Complex B 1 + mapping with Carr-Purcell spin echoes and its application to electrical properties tomography

Purpose To present a new complex-valued B1 + mapping method for electrical properties tomography using Carr-Purcell spin echoes. Methods A Carr-Purcell (CP) echo train generates pronounced flip-angle dependent oscillations that can be used to estimate the magnitude of B1 + . To this end, a dictionary is used that takes into account the slice profile as well as T2 relaxation along the echo train. For validation, the retrieved B1 + map is compared with the actual flip angle imaging (AFI) method in a phantom (79 e0 , 0.34 S/m). Moreover, the phase of the first echo reflects the transceive phase. Overall, the CP echo train yields an estimate of the complex-valued B1 + , allowing electrical properties tomography with both permittivity and conductivity.
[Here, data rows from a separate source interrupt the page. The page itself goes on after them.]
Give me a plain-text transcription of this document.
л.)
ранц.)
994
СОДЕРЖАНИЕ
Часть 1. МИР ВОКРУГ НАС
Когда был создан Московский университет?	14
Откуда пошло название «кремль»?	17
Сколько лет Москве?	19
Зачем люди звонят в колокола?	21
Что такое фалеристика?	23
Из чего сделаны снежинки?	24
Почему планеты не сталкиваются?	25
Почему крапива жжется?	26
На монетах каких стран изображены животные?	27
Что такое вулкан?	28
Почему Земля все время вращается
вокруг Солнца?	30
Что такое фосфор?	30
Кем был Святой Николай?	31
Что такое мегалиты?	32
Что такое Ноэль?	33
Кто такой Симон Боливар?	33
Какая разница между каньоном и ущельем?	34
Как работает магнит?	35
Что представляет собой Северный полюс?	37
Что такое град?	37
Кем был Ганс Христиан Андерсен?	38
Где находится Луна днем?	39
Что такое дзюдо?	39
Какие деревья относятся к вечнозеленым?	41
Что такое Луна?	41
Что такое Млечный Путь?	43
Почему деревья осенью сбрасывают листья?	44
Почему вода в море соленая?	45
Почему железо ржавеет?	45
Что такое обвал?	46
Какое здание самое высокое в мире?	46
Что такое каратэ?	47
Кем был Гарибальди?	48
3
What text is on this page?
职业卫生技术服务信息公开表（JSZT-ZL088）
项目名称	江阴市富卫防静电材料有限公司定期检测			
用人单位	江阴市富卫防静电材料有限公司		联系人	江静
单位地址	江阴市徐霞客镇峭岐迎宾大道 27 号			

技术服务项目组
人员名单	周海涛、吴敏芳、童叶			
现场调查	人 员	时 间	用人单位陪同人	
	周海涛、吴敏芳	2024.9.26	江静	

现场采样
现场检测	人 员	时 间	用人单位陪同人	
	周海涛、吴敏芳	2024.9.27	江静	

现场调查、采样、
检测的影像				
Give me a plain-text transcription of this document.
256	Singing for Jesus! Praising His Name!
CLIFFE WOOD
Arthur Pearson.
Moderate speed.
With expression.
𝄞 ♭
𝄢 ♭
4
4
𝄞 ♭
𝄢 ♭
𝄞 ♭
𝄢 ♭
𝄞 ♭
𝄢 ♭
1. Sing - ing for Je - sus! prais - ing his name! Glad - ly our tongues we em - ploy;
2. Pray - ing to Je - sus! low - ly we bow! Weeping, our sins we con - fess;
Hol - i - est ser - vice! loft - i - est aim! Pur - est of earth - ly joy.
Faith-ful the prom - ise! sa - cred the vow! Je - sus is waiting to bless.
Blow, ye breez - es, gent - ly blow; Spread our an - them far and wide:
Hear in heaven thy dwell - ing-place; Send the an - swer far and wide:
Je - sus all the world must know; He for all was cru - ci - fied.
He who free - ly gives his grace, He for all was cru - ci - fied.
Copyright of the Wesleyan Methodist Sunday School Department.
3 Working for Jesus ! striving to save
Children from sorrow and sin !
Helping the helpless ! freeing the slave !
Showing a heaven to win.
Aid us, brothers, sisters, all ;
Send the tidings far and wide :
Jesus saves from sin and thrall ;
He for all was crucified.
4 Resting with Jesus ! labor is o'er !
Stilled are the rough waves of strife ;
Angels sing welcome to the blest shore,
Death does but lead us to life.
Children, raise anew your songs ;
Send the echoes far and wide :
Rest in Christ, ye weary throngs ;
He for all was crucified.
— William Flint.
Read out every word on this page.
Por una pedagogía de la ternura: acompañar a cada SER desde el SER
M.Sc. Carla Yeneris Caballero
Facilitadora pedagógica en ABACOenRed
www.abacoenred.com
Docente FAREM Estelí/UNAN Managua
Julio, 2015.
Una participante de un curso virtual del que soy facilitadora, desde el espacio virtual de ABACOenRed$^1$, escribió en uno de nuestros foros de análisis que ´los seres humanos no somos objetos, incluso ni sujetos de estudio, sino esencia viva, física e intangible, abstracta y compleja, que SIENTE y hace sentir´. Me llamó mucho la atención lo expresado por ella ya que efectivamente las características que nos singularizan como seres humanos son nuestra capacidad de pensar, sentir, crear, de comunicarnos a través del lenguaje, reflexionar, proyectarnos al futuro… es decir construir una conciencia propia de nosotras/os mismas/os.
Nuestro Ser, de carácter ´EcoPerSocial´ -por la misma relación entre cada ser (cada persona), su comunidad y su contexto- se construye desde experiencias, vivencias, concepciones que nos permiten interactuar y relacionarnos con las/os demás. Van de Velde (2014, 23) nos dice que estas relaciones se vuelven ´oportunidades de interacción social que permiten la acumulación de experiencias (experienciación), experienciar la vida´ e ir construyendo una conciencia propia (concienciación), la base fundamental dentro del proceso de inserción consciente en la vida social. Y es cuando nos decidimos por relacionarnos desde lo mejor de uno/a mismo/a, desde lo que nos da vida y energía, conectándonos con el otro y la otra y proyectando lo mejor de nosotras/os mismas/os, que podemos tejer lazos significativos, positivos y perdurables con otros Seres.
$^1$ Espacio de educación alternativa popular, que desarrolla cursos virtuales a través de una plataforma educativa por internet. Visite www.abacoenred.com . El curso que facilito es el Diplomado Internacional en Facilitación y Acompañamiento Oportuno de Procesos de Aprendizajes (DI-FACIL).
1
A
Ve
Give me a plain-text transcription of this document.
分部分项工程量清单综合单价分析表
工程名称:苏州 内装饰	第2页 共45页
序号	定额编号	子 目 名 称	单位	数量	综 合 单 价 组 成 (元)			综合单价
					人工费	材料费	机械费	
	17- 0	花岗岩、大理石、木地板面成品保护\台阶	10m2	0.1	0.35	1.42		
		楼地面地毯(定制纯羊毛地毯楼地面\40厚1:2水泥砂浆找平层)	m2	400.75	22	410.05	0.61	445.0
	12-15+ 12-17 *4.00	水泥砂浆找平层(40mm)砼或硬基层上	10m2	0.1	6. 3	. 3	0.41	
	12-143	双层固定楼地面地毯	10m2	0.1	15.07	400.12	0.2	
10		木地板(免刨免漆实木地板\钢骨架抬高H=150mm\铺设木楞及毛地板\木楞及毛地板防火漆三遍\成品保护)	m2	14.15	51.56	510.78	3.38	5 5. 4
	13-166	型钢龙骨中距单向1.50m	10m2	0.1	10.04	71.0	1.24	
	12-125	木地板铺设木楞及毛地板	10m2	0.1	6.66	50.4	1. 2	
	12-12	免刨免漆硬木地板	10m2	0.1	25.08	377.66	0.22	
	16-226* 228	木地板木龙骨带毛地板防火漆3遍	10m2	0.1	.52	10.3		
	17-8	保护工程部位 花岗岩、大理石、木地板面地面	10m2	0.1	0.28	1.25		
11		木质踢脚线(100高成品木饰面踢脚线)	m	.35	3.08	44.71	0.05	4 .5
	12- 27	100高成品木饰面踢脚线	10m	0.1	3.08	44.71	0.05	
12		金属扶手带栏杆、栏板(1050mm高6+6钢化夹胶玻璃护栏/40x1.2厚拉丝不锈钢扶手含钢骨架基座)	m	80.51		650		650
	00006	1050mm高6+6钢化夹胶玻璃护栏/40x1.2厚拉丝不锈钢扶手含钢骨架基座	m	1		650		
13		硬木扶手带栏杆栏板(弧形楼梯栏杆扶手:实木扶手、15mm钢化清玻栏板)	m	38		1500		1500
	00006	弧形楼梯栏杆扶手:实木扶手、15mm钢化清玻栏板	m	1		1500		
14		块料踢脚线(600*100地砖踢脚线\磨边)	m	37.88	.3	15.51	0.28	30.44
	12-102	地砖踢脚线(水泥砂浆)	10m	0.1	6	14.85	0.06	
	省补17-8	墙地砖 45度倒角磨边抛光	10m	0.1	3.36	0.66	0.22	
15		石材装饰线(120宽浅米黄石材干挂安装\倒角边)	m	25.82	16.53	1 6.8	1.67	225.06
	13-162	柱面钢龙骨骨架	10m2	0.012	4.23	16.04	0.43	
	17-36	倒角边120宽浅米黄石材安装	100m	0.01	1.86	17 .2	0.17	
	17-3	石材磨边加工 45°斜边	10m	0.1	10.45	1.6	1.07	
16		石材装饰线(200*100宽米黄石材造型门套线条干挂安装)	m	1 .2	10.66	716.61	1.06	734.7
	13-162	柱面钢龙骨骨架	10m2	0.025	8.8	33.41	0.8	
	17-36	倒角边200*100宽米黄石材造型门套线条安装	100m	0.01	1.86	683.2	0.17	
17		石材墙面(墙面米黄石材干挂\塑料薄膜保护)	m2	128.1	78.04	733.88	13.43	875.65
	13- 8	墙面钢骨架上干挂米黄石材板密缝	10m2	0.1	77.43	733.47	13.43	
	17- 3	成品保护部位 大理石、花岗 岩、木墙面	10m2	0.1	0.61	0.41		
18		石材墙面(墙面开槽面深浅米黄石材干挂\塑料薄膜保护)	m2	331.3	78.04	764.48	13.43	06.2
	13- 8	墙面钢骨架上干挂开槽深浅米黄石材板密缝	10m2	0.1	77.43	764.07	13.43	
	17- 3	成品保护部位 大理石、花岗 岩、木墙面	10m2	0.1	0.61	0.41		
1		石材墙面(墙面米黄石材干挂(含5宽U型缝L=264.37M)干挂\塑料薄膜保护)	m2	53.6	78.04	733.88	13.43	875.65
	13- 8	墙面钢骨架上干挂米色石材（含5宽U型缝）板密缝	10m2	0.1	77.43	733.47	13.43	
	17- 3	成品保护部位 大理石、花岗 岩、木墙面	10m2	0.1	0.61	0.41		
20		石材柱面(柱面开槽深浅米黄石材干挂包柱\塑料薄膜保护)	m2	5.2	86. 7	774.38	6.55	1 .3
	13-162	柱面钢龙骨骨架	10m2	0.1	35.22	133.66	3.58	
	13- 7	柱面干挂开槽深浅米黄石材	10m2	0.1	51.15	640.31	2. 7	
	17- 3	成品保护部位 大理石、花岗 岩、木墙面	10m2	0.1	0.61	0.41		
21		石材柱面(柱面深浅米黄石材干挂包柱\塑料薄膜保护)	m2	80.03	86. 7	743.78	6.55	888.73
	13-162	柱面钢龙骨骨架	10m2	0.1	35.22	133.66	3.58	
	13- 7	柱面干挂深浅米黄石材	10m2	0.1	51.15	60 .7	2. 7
The presented method is evaluated in phantom scans as well as for in vivo brain at 3 T. Results In the phantom, the obtained magnitude B1 + maps retrieved from the CP echo train and the AFI method show excellent agreement, and both the reconstructed estimated permittivity (79 ± 3) e0 and conductivity (0.35 ± 0.04) S/m values are in accordance with expectations. In the brain, the obtained electrical properties are also close to expectations. In addition to the retrieved complex B1 + information, the decay of the CP echo trains also yields an estimate for T2 . Conclusion The CP sequence can be used to simultaneously provide both B1 + magnitude and phase estimations, and therefore allows for full reconstruction of the electrical properties.